Once your filling is in your chocolate mold, add more melted chocolate on top to cover the fillings and make sure it connects with the coating on the sides. A sprinkle of sea salt on top goes a long way for any chocolate. If you’re using a muffin pan, put it in the refrigerator for a while so the chocolate shrinks just a smidge and you can knock the chocolates out of the pan later. Otherwise, try your best to scoop them out by wedging in a knife without destroying the perfect bite. Silicone molds are easy, as you just have to push the hardened chocolates out. 

To mix it up, you can also cover various treats in melted chocolate. Pretzels, marshmallows, Twinkies, berries, Rice Krispies Treats and pecans are all great options.
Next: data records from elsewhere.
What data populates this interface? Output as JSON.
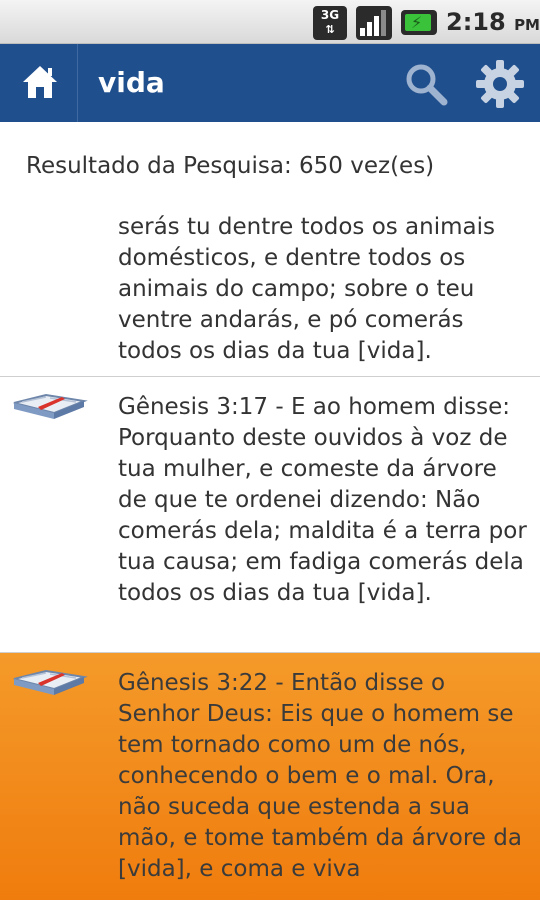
{
  "status_bar": {
    "network": "3G",
    "time": "2:18",
    "ampm": "PM"
  },
  "action_bar": {
    "title": "vida",
    "icons": [
      "home-icon",
      "search-icon",
      "gear-icon"
    ]
  },
  "results": {
    "summary": "Resultado da Pesquisa: 650 vez(es)",
    "items": [
      {
        "text": "serás tu dentre todos os animais domésticos, e dentre todos os animais do campo; sobre o teu ventre andarás, e pó comerás todos os dias da tua [vida].",
        "icon": "",
        "selected": false
      },
      {
        "text": "Gênesis 3:17 - E ao homem disse: Porquanto deste ouvidos à voz de tua mulher, e comeste da árvore de que te ordenei dizendo: Não comerás dela; maldita é a terra por tua causa; em fadiga comerás dela todos os dias da tua [vida].",
        "icon": "open-book-icon",
        "selected": false
      },
      {
        "text": "Gênesis 3:22 - Então disse o Senhor Deus: Eis que o homem se tem tornado como um de nós, conhecendo o bem e o mal. Ora, não suceda que estenda a sua mão, e tome também da árvore da [vida], e coma e viva",
        "icon": "open-book-icon",
        "selected": true
      }
    ]
  },
  "colors": {
    "action_bar": "#204f8d",
    "selected_row": "#f18a1c",
    "text": "#333333"
  }
}
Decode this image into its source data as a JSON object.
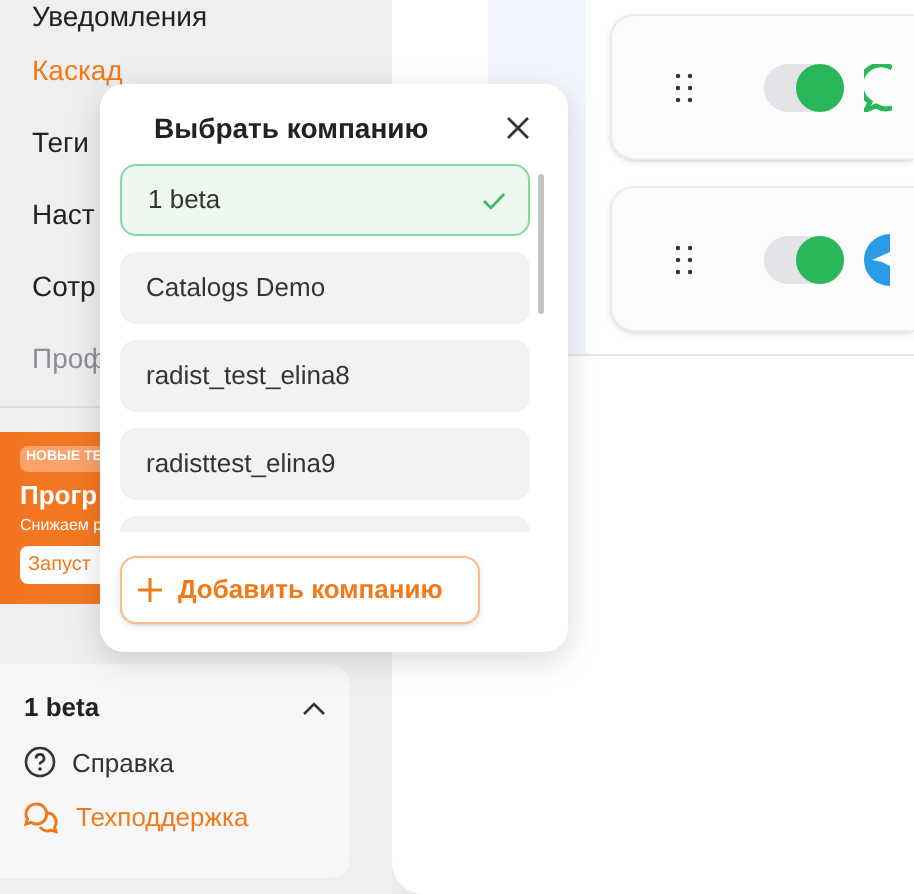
{
  "sidebar": {
    "menu": [
      {
        "label": "Уведомления",
        "selected": false,
        "faded": false
      },
      {
        "label": "Каскад",
        "selected": true,
        "faded": false
      },
      {
        "label": "Теги",
        "selected": false,
        "faded": false
      },
      {
        "label": "Наст",
        "selected": false,
        "faded": false
      },
      {
        "label": "Сотр",
        "selected": false,
        "faded": false
      },
      {
        "label": "Проф",
        "selected": false,
        "faded": true
      }
    ],
    "promo": {
      "badge": "НОВЫЕ ТЕ",
      "title": "Прогр",
      "subtitle": "Снижаем р",
      "button": "Запуст"
    },
    "account": {
      "name": "1 beta",
      "expanded": true
    },
    "links": [
      {
        "label": "Справка",
        "kind": "help"
      },
      {
        "label": "Техподдержка",
        "kind": "support"
      }
    ]
  },
  "channels": [
    {
      "kind": "whatsapp",
      "on": true
    },
    {
      "kind": "telegram",
      "on": true
    }
  ],
  "dialog": {
    "title": "Выбрать компанию",
    "companies": [
      {
        "name": "1 beta",
        "selected": true
      },
      {
        "name": "Catalogs Demo",
        "selected": false
      },
      {
        "name": "radist_test_elina8",
        "selected": false
      },
      {
        "name": "radisttest_elina9",
        "selected": false
      }
    ],
    "add_button": "Добавить компанию"
  }
}
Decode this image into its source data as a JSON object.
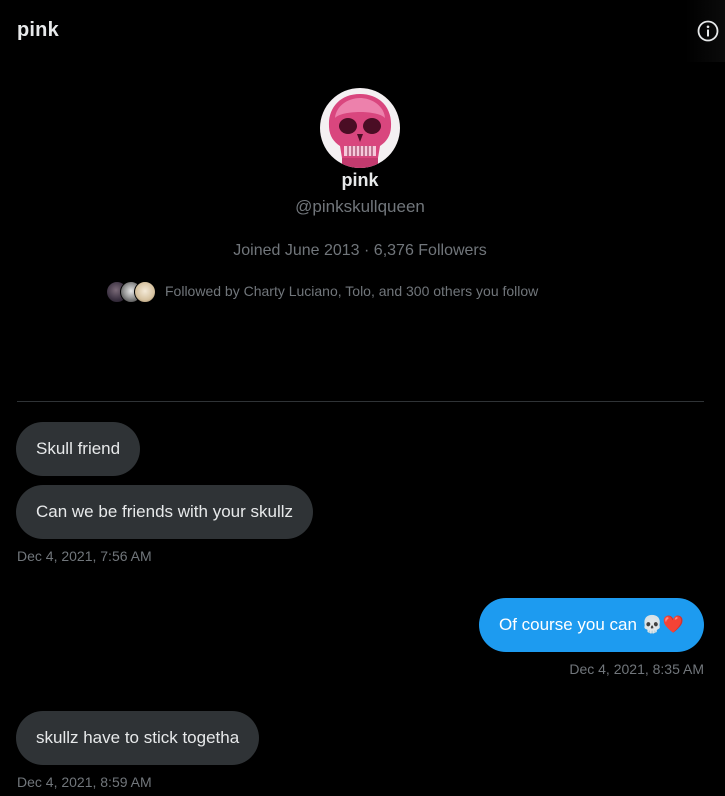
{
  "header": {
    "title": "pink",
    "info_icon": "info-icon"
  },
  "profile": {
    "display_name": "pink",
    "handle": "@pinkskullqueen",
    "meta": "Joined June 2013 · 6,376 Followers",
    "followed_by": "Followed by Charty Luciano, Tolo, and 300 others you follow"
  },
  "messages": [
    {
      "direction": "in",
      "text": "Skull friend"
    },
    {
      "direction": "in",
      "text": "Can we be friends with your skullz",
      "timestamp": "Dec 4, 2021, 7:56 AM"
    },
    {
      "direction": "out",
      "text": "Of course you can 💀❤️",
      "timestamp": "Dec 4, 2021, 8:35 AM"
    },
    {
      "direction": "in",
      "text": "skullz have to stick togetha",
      "timestamp": "Dec 4, 2021, 8:59 AM"
    }
  ],
  "colors": {
    "background": "#000000",
    "incoming_bubble": "#2f3336",
    "outgoing_bubble": "#1d9bf0",
    "secondary_text": "#71767b",
    "avatar_pink": "#d9467e"
  }
}
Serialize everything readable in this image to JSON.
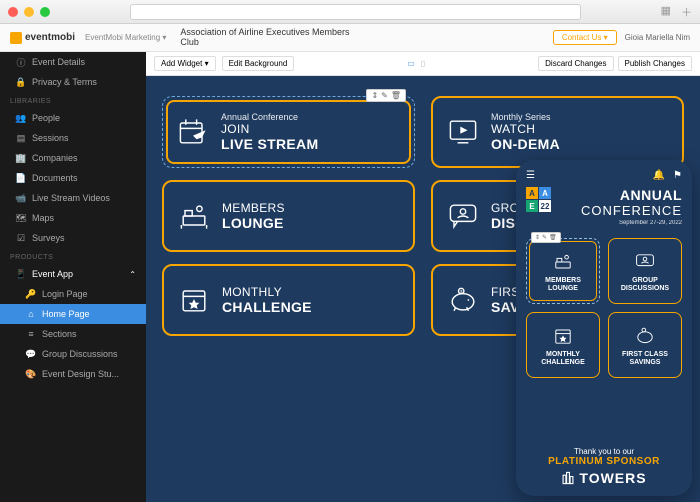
{
  "brand": "eventmobi",
  "breadcrumb": "EventMobi Marketing ▾",
  "event_name": "Association of Airline Executives Members Club",
  "topbar": {
    "contact": "Contact Us ▾",
    "user": "Gioia Mariella Nim"
  },
  "sidebar": {
    "main": [
      {
        "icon": "ⓘ",
        "label": "Event Details"
      },
      {
        "icon": "🔒",
        "label": "Privacy & Terms"
      }
    ],
    "libraries_label": "LIBRARIES",
    "libraries": [
      {
        "icon": "👥",
        "label": "People"
      },
      {
        "icon": "▤",
        "label": "Sessions"
      },
      {
        "icon": "🏢",
        "label": "Companies"
      },
      {
        "icon": "📄",
        "label": "Documents"
      },
      {
        "icon": "📹",
        "label": "Live Stream Videos"
      },
      {
        "icon": "🗺",
        "label": "Maps"
      },
      {
        "icon": "☑",
        "label": "Surveys"
      }
    ],
    "products_label": "PRODUCTS",
    "product_parent": {
      "icon": "📱",
      "label": "Event App"
    },
    "product_children": [
      {
        "icon": "🔑",
        "label": "Login Page",
        "active": false
      },
      {
        "icon": "⌂",
        "label": "Home Page",
        "active": true
      },
      {
        "icon": "≡",
        "label": "Sections",
        "active": false
      },
      {
        "icon": "💬",
        "label": "Group Discussions",
        "active": false
      },
      {
        "icon": "🎨",
        "label": "Event Design Stu...",
        "active": false
      }
    ]
  },
  "editor_toolbar": {
    "add_widget": "Add Widget ▾",
    "edit_bg": "Edit Background",
    "discard": "Discard Changes",
    "publish": "Publish Changes"
  },
  "tiles": [
    {
      "pre": "Annual Conference",
      "l1": "JOIN",
      "l2": "LIVE STREAM",
      "selected": true
    },
    {
      "pre": "Monthly Series",
      "l1": "WATCH",
      "l2": "ON-DEMA"
    },
    {
      "pre": "",
      "l1": "MEMBERS",
      "l2": "LOUNGE"
    },
    {
      "pre": "",
      "l1": "GROUP",
      "l2": "DISCUS"
    },
    {
      "pre": "",
      "l1": "MONTHLY",
      "l2": "CHALLENGE"
    },
    {
      "pre": "",
      "l1": "FIRST CL",
      "l2": "SAVINGS"
    }
  ],
  "phone": {
    "title_l1": "ANNUAL",
    "title_l2": "CONFERENCE",
    "dates": "September 27-29, 2022",
    "logo_cells": [
      "A",
      "A",
      "E",
      "22"
    ],
    "tiles": [
      {
        "l1": "MEMBERS",
        "l2": "LOUNGE",
        "selected": true
      },
      {
        "l1": "GROUP",
        "l2": "DISCUSSIONS"
      },
      {
        "l1": "MONTHLY",
        "l2": "CHALLENGE"
      },
      {
        "l1": "FIRST CLASS",
        "l2": "SAVINGS"
      }
    ],
    "sponsor_pre": "Thank you to our",
    "sponsor_tier": "PLATINUM SPONSOR",
    "sponsor_brand": "TOWERS"
  }
}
A trip to the local candy store or craft supplier can be really beneficial. They often have different mold shapes available, including hearts. Colored chocolate, white chocolate or just something different from your main choice (milk or dark) can add some color. Melt it, put it into a sealed plastic bag and try to get as much air out as possible. On the corner of the bag, snip a tiny piece of plastic off, then squeeze and drizzle the different-colored chocolate out over the finished candies to create contrast.

Making chocolates for your significant other is a great way to make a quarantine Valentine’s Day special. Plus, you can eat some, too.